I am struggling with the problem of conditioning on post-treatment variables. I was hoping you could provide some guidance. Note that I have repeated cross sections, NOT panel data. Here is the problem simplified:

There are two programs. A policy introduced some changes in one of the programs, which I call the treatment group (T). People can select into T. In fact there’s strong evidence that T programs become more popular in the period after policy change (P). But this is entirely consistent with my hypothesis. My hypothesis is that high-quality people select into the program. I expect that people selecting into T will have better outcomes (Y) because they are of higher quality. Consider the specification (avoiding indices):

Y = b0 + b1 T + b2 P + b3 T X P + e (i)

I expect that b3 will be positive (which it is). Again, my hypothesis is that b3 is positive only because higher quality people select into T after the policy change. Let me reframe the problem slightly (And please correct me if I’m reframing it wrong). If I could observe and control for quality Q, I could write the error term e = Q + u, and b3 in the below specification would be zero.

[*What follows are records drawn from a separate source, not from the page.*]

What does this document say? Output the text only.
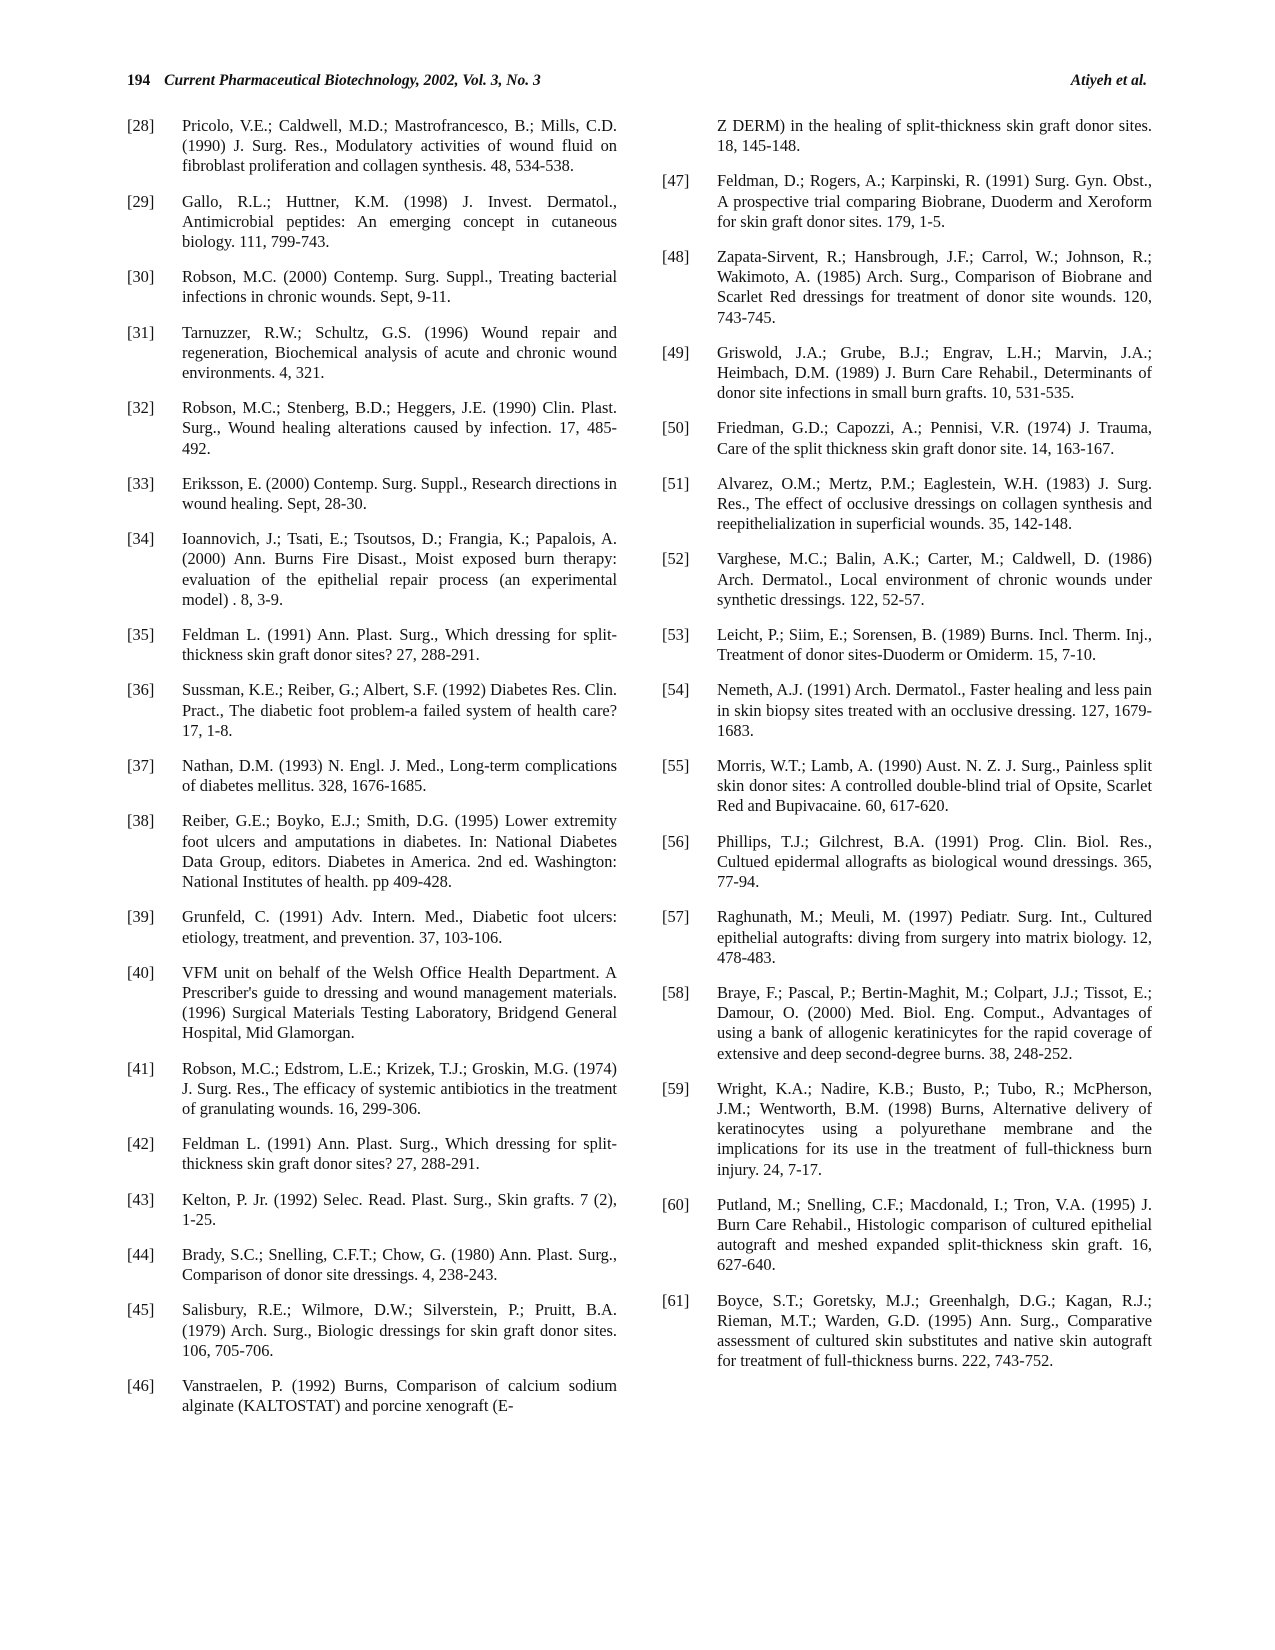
194 Current Pharmaceutical Biotechnology, 2002, Vol. 3, No. 3	Atiyeh et al.
[28]	Pricolo, V.E.; Caldwell, M.D.; Mastrofrancesco, B.; Mills, C.D. (1990) J. Surg. Res., Modulatory activities of wound fluid on fibroblast proliferation and collagen synthesis. 48, 534-538.
[29]	Gallo, R.L.; Huttner, K.M. (1998) J. Invest. Dermatol., Antimicrobial peptides: An emerging concept in cutaneous biology. 111, 799-743.
[30]	Robson, M.C. (2000) Contemp. Surg. Suppl., Treating bacterial infections in chronic wounds. Sept, 9-11.
[31]	Tarnuzzer, R.W.; Schultz, G.S. (1996) Wound repair and regeneration, Biochemical analysis of acute and chronic wound environments. 4, 321.
[32]	Robson, M.C.; Stenberg, B.D.; Heggers, J.E. (1990) Clin. Plast. Surg., Wound healing alterations caused by infection. 17, 485-492.
[33]	Eriksson, E. (2000) Contemp. Surg. Suppl., Research directions in wound healing. Sept, 28-30.
[34]	Ioannovich, J.; Tsati, E.; Tsoutsos, D.; Frangia, K.; Papalois, A. (2000) Ann. Burns Fire Disast., Moist exposed burn therapy: evaluation of the epithelial repair process (an experimental model) . 8, 3-9.
[35]	Feldman L. (1991) Ann. Plast. Surg., Which dressing for split-thickness skin graft donor sites? 27, 288-291.
[36]	Sussman, K.E.; Reiber, G.; Albert, S.F. (1992) Diabetes Res. Clin. Pract., The diabetic foot problem-a failed system of health care? 17, 1-8.
[37]	Nathan, D.M. (1993) N. Engl. J. Med., Long-term complications of diabetes mellitus. 328, 1676-1685.
[38]	Reiber, G.E.; Boyko, E.J.; Smith, D.G. (1995) Lower extremity foot ulcers and amputations in diabetes. In: National Diabetes Data Group, editors. Diabetes in America. 2nd ed. Washington: National Institutes of health. pp 409-428.
[39]	Grunfeld, C. (1991) Adv. Intern. Med., Diabetic foot ulcers: etiology, treatment, and prevention. 37, 103-106.
[40]	VFM unit on behalf of the Welsh Office Health Department. A Prescriber's guide to dressing and wound management materials. (1996) Surgical Materials Testing Laboratory, Bridgend General Hospital, Mid Glamorgan.
[41]	Robson, M.C.; Edstrom, L.E.; Krizek, T.J.; Groskin, M.G. (1974) J. Surg. Res., The efficacy of systemic antibiotics in the treatment of granulating wounds. 16, 299-306.
[42]	Feldman L. (1991) Ann. Plast. Surg., Which dressing for split-thickness skin graft donor sites? 27, 288-291.
[43]	Kelton, P. Jr. (1992) Selec. Read. Plast. Surg., Skin grafts. 7 (2), 1-25.
[44]	Brady, S.C.; Snelling, C.F.T.; Chow, G. (1980) Ann. Plast. Surg., Comparison of donor site dressings. 4, 238-243.
[45]	Salisbury, R.E.; Wilmore, D.W.; Silverstein, P.; Pruitt, B.A. (1979) Arch. Surg., Biologic dressings for skin graft donor sites. 106, 705-706.
[46]	Vanstraelen, P. (1992) Burns, Comparison of calcium sodium alginate (KALTOSTAT) and porcine xenograft (E-
Z DERM) in the healing of split-thickness skin graft donor sites. 18, 145-148.
[47]	Feldman, D.; Rogers, A.; Karpinski, R. (1991) Surg. Gyn. Obst., A prospective trial comparing Biobrane, Duoderm and Xeroform for skin graft donor sites. 179, 1-5.
[48]	Zapata-Sirvent, R.; Hansbrough, J.F.; Carrol, W.; Johnson, R.; Wakimoto, A. (1985) Arch. Surg., Comparison of Biobrane and Scarlet Red dressings for treatment of donor site wounds. 120, 743-745.
[49]	Griswold, J.A.; Grube, B.J.; Engrav, L.H.; Marvin, J.A.; Heimbach, D.M. (1989) J. Burn Care Rehabil., Determinants of donor site infections in small burn grafts. 10, 531-535.
[50]	Friedman, G.D.; Capozzi, A.; Pennisi, V.R. (1974) J. Trauma, Care of the split thickness skin graft donor site. 14, 163-167.
[51]	Alvarez, O.M.; Mertz, P.M.; Eaglestein, W.H. (1983) J. Surg. Res., The effect of occlusive dressings on collagen synthesis and reepithelialization in superficial wounds. 35, 142-148.
[52]	Varghese, M.C.; Balin, A.K.; Carter, M.; Caldwell, D. (1986) Arch. Dermatol., Local environment of chronic wounds under synthetic dressings. 122, 52-57.
[53]	Leicht, P.; Siim, E.; Sorensen, B. (1989) Burns. Incl. Therm. Inj., Treatment of donor sites-Duoderm or Omiderm. 15, 7-10.
[54]	Nemeth, A.J. (1991) Arch. Dermatol., Faster healing and less pain in skin biopsy sites treated with an occlusive dressing. 127, 1679-1683.
[55]	Morris, W.T.; Lamb, A. (1990) Aust. N. Z. J. Surg., Painless split skin donor sites: A controlled double-blind trial of Opsite, Scarlet Red and Bupivacaine. 60, 617-620.
[56]	Phillips, T.J.; Gilchrest, B.A. (1991) Prog. Clin. Biol. Res., Cultued epidermal allografts as biological wound dressings. 365, 77-94.
[57]	Raghunath, M.; Meuli, M. (1997) Pediatr. Surg. Int., Cultured epithelial autografts: diving from surgery into matrix biology. 12, 478-483.
[58]	Braye, F.; Pascal, P.; Bertin-Maghit, M.; Colpart, J.J.; Tissot, E.; Damour, O. (2000) Med. Biol. Eng. Comput., Advantages of using a bank of allogenic keratinicytes for the rapid coverage of extensive and deep second-degree burns. 38, 248-252.
[59]	Wright, K.A.; Nadire, K.B.; Busto, P.; Tubo, R.; McPherson, J.M.; Wentworth, B.M. (1998) Burns, Alternative delivery of keratinocytes using a polyurethane membrane and the implications for its use in the treatment of full-thickness burn injury. 24, 7-17.
[60]	Putland, M.; Snelling, C.F.; Macdonald, I.; Tron, V.A. (1995) J. Burn Care Rehabil., Histologic comparison of cultured epithelial autograft and meshed expanded split-thickness skin graft. 16, 627-640.
[61]	Boyce, S.T.; Goretsky, M.J.; Greenhalgh, D.G.; Kagan, R.J.; Rieman, M.T.; Warden, G.D. (1995) Ann. Surg., Comparative assessment of cultured skin substitutes and native skin autograft for treatment of full-thickness burns. 222, 743-752.
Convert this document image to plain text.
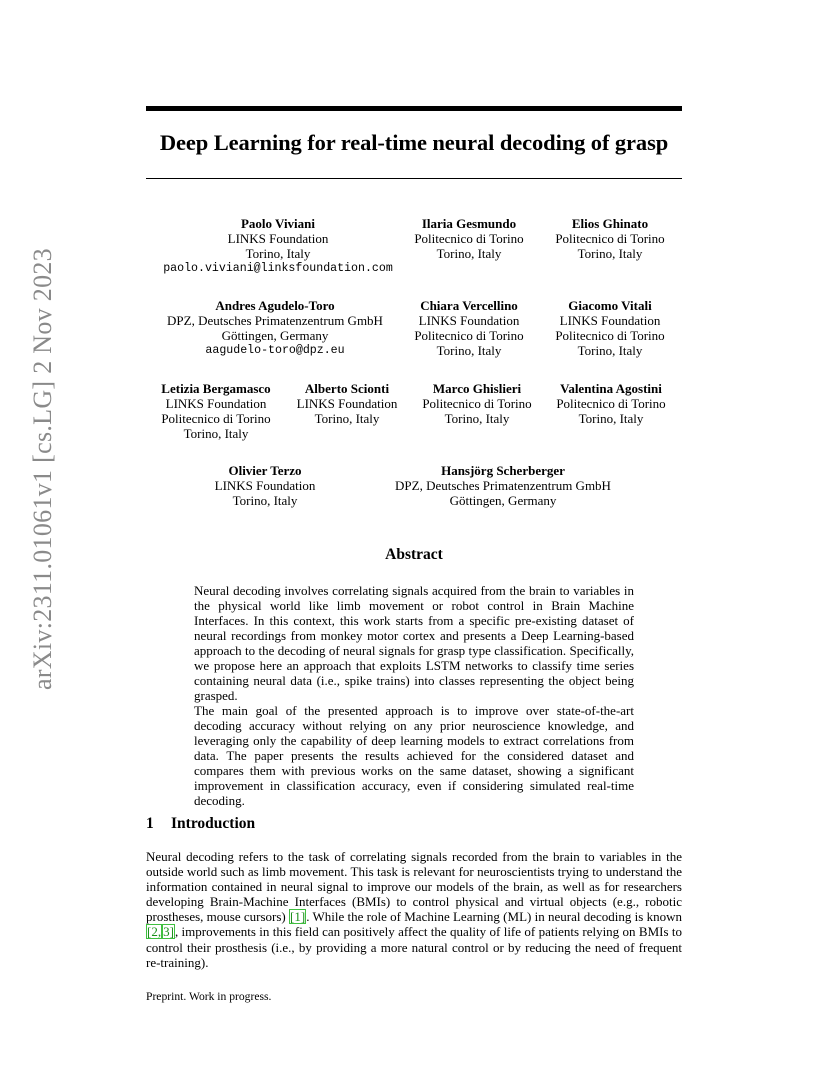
arXiv:2311.01061v1 [cs.LG] 2 Nov 2023
Deep Learning for real-time neural decoding of grasp
Paolo Viviani
LINKS Foundation
Torino, Italy
paolo.viviani@linksfoundation.com
Ilaria Gesmundo
Politecnico di Torino
Torino, Italy
Elios Ghinato
Politecnico di Torino
Torino, Italy
Andres Agudelo-Toro
DPZ, Deutsches Primatenzentrum GmbH
Göttingen, Germany
aagudelo-toro@dpz.eu
Chiara Vercellino
LINKS Foundation
Politecnico di Torino
Torino, Italy
Giacomo Vitali
LINKS Foundation
Politecnico di Torino
Torino, Italy
Letizia Bergamasco
LINKS Foundation
Politecnico di Torino
Torino, Italy
Alberto Scionti
LINKS Foundation
Torino, Italy
Marco Ghislieri
Politecnico di Torino
Torino, Italy
Valentina Agostini
Politecnico di Torino
Torino, Italy
Olivier Terzo
LINKS Foundation
Torino, Italy
Hansjörg Scherberger
DPZ, Deutsches Primatenzentrum GmbH
Göttingen, Germany
Abstract

Neural decoding involves correlating signals acquired from the brain to variables in the physical world like limb movement or robot control in Brain Machine Interfaces. In this context, this work starts from a specific pre-existing dataset of neural recordings from monkey motor cortex and presents a Deep Learning-based approach to the decoding of neural signals for grasp type classification. Specifically, we propose here an approach that exploits LSTM networks to classify time series containing neural data (i.e., spike trains) into classes representing the object being grasped.

The main goal of the presented approach is to improve over state-of-the-art decoding accuracy without relying on any prior neuroscience knowledge, and leveraging only the capability of deep learning models to extract correlations from data. The paper presents the results achieved for the considered dataset and compares them with previous works on the same dataset, showing a significant improvement in classification accuracy, even if considering simulated real-time decoding.

1 Introduction

Neural decoding refers to the task of correlating signals recorded from the brain to variables in the outside world such as limb movement. This task is relevant for neuroscientists trying to understand the information contained in neural signal to improve our models of the brain, as well as for researchers developing Brain-Machine Interfaces (BMIs) to control physical and virtual objects (e.g., robotic prostheses, mouse cursors) [1]. While the role of Machine Learning (ML) in neural decoding is known [2, 3], improvements in this field can positively affect the quality of life of patients relying on BMIs to control their prosthesis (i.e., by providing a more natural control or by reducing the need of frequent re-training).

Preprint. Work in progress.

Y = b0 + b1 T + b2 P + b3 T X P + Q + u (ii)

My thesis is not that the policy “caused” better outcomes, but that it induced selection. How worried should I be about conditioning on T? How should I go about avoiding bogus conclusions?

My reply:

Best would be if you can simply observe Q and include it in the model. If that’s not possible, get some estimate of Q, some pre-treatment measure of pre-treatment quality. Label that measure as z. Then you can fit a measurement-error model:

Y = b0 + b1 T + b2 P + b3 T X P + Q + u (ii.a)

z = Q + error (ii.b)

Your inferences will be sensitive to your model for the error in z: the higher the error, the further it is from your ideal model (ii) above. But that’s life. You gotta make assumptions somewhere.

To put it another way, you should proceed on two fronts:

1. Data,

2. Modeling.

Get better data on the selection process, and model it too. Both data and model are important.